Sebastian Krause, Researcher, Fraunhofer Institute for Applied Solid State Physics

This method enables the implementation of smaller systems and thus matching networks with reduced loss. As a result, it helps achieve higher energy efficiency of the entire system.

Usage in Industrial High-Power Systems

According to Krause, “The long-term goal of our development is operation through 10 GHz.” Thus, the Freiburg-based Fraunhofer Institute would be the primary source for such 100 V GaN-based devices.

This study is of special interest for high-performance applications like mobile-phone amplifiers, industrial microwave heaters, particle accelerators, amplifiers for plasma generators, and pulse-and continuous-wave radar. Such systems would need high output power levels while retaining a desirably small footprint—this is precisely what the 100-V technology can offer.

Particle accelerators play a vital role in several fields like medical technology, industry, and research. High-frequency-range plasma generators are employed, for instance, for coating processes during the manufacture of data-storage media, semiconductor-based chips, or solar cells.

Power Semiconductors Replace Vacuum Components

Another wider industrial field of application is power generators used for microwave heating.

In this field, industry usually works at higher frequencies, but vacuum components, e.g. magnetrons or klystrons, are predominantly used to date. Here, we are working on providing a semiconductor-based alternative. Semiconductors are much more compact and more lightweight, which enables arrangements such as phased arrays.

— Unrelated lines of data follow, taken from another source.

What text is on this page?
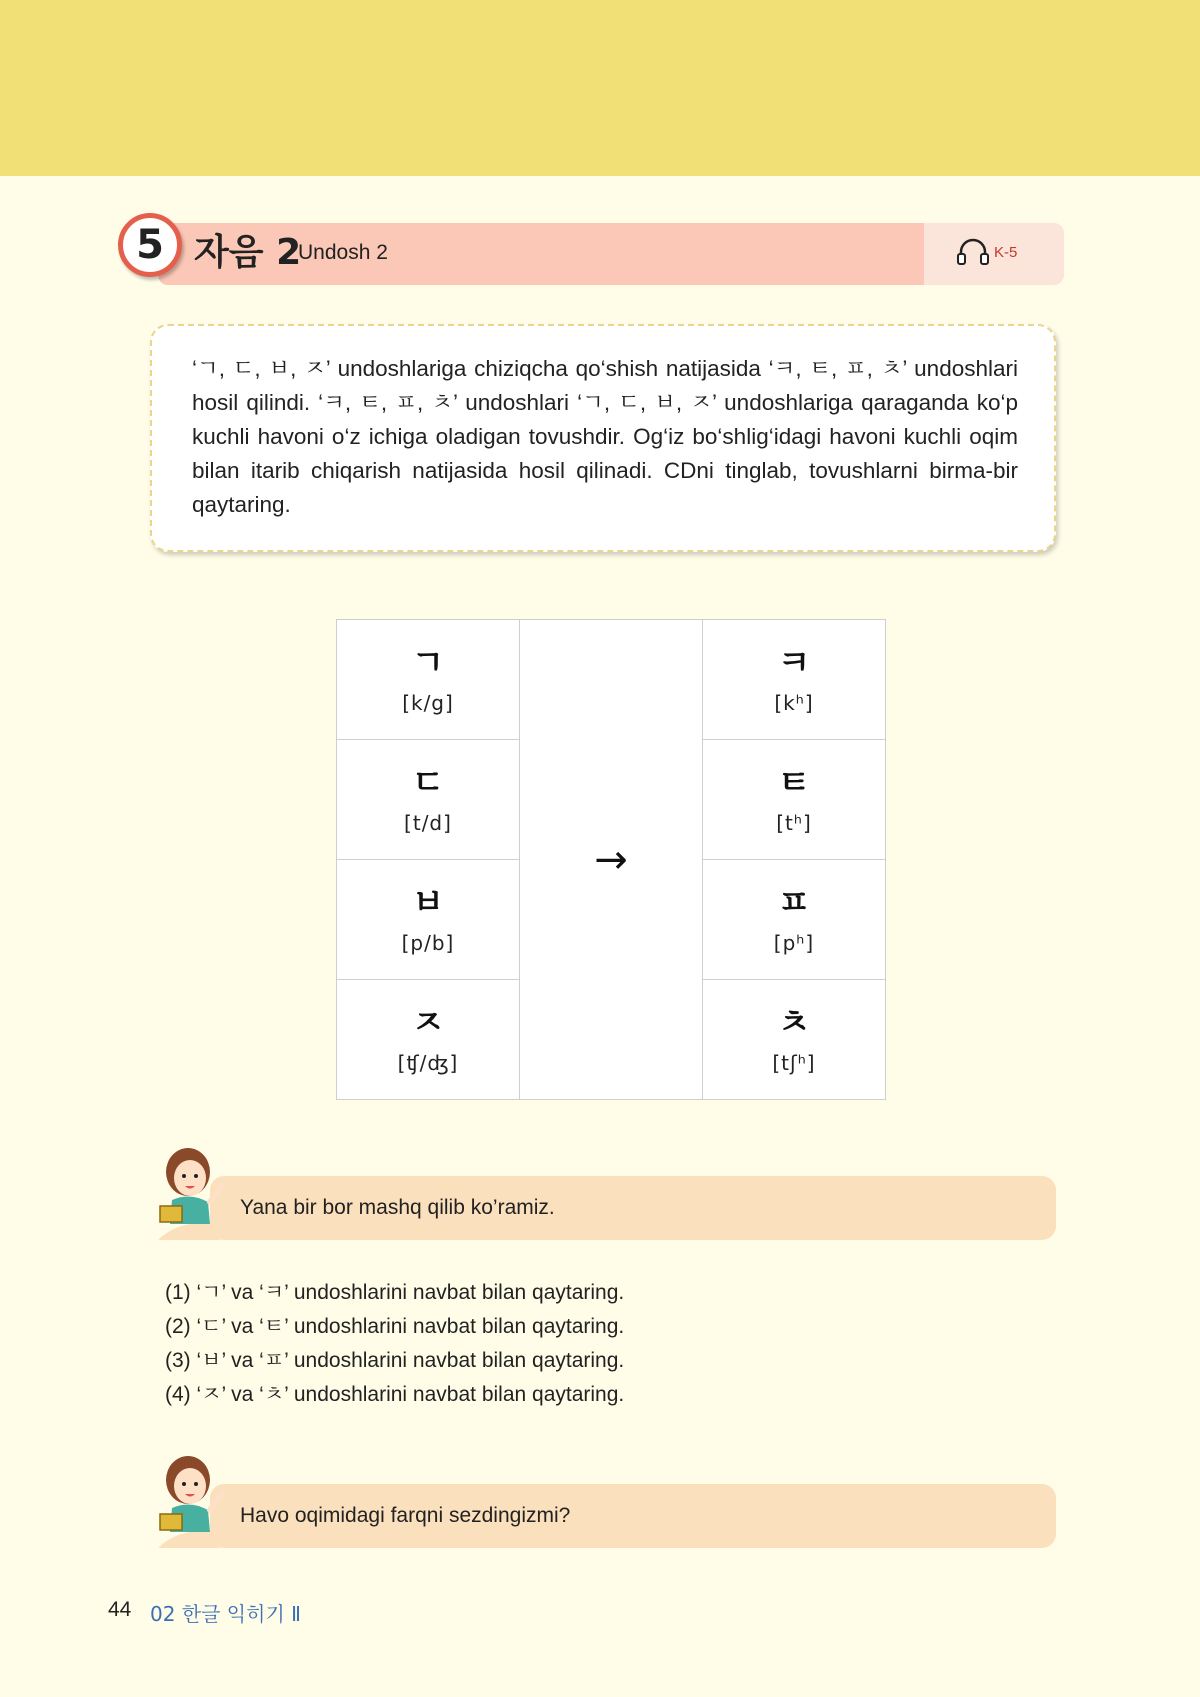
5 자음 2
Undosh 2	K-5
‘ㄱ, ㄷ, ㅂ, ㅈ’ undoshlariga chiziqcha qo‘shish natijasida ‘ㅋ, ㅌ, ㅍ, ㅊ’ undoshlari hosil qilindi. ‘ㅋ, ㅌ, ㅍ, ㅊ’ undoshlari ‘ㄱ, ㄷ, ㅂ, ㅈ’ undoshlariga qaraganda ko‘p kuchli havoni o‘z ichiga oladigan tovushdir. Og‘iz bo‘shlig‘idagi havoni kuchli oqim bilan itarib chiqarish natijasida hosil qilinadi. CDni tinglab, tovushlarni birma-bir qaytaring.
ㄱ
[k/g]	→	ㅋ
[kʰ]

ㄷ
[t/d]		ㅌ
[tʰ]

ㅂ
[p/b]		ㅍ
[pʰ]

ㅈ
[ʧ/ʤ]		ㅊ
[tʃʰ]
Yana bir bor mashq qilib ko’ramiz.
(1) ‘ㄱ’ va ‘ㅋ’ undoshlarini navbat bilan qaytaring.
(2) ‘ㄷ’ va ‘ㅌ’ undoshlarini navbat bilan qaytaring.
(3) ‘ㅂ’ va ‘ㅍ’ undoshlarini navbat bilan qaytaring.
(4) ‘ㅈ’ va ‘ㅊ’ undoshlarini navbat bilan qaytaring.
Havo oqimidagi farqni sezdingizmi?
44 02 한글 익히기 Ⅱ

Sebastian Krause, Researcher, Fraunhofer Institute for Applied Solid State Physics

For a long period, tube-based components such as traveling wave tubes have been predominantly used in electronic systems with high output power. However, the focus is now on power semiconductors.

The researchers at Fraunhofer IAF consider that the GaN-based 100 V technology could be an efficient option for enhancing the power of microwave generators.